Africa: Embrace Elective Politics for Self Determination

Published on 2nd November 2010

It has been an election week in Africa. The people of Tanzania and Ivory Coast went to the polls to choose their leaders. Nigerians vote for or against the proposed new constitution ahead of the presidential election scheduled for 31 January, 2011. The momentum of elective politics is on. The African electorate is determined to be drivers of their own destiny. Will the ballot deliver this dream? 

A brief analysis of Africa's history reveals that most governments operate using imposed governance templates from external forces. The citizenry did not willingly sign a social contract to create or affirm the constitutional systems that manage their affairs. As a result, the unquestioned inherited colonial governance institutions perpetuated the extractive mentality among the African leadership. The clash between the foreign agenda (which is exercised directly or indirectly through donor agencies and African proxies) with the aspirations of the local citizenry has led to conflict on the continent, especially during elections.
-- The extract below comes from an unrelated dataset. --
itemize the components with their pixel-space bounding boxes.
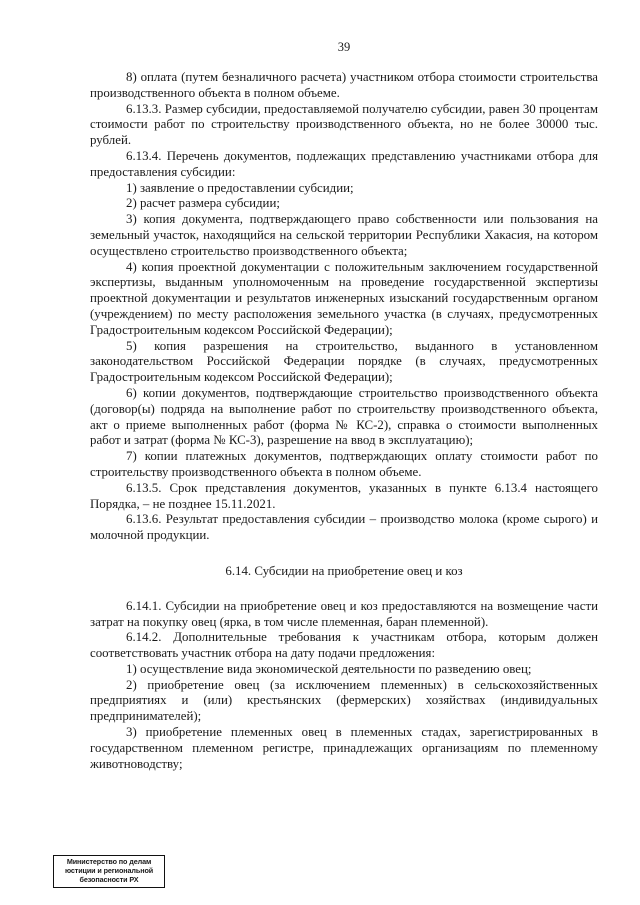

Elective politics thus offers an opportunity for Africans to go further to query why they are wallowing in the current governance quagmire. The power of elective politics can be used to overthrow the old order without use of violence. It is the culture of plunder of public resources that must be voted out and be replaced with responsible and visionary leadership. Borrowing templates from other countries is not wrong in itself; however, it is wrong for leaders to sustain templates that have never been legitimized by the citizenry through due process of participatory democracy. As Africans opt for democracy and elective politics; they too must guard against the danger of use of money by the wealthy to influence voter decisions.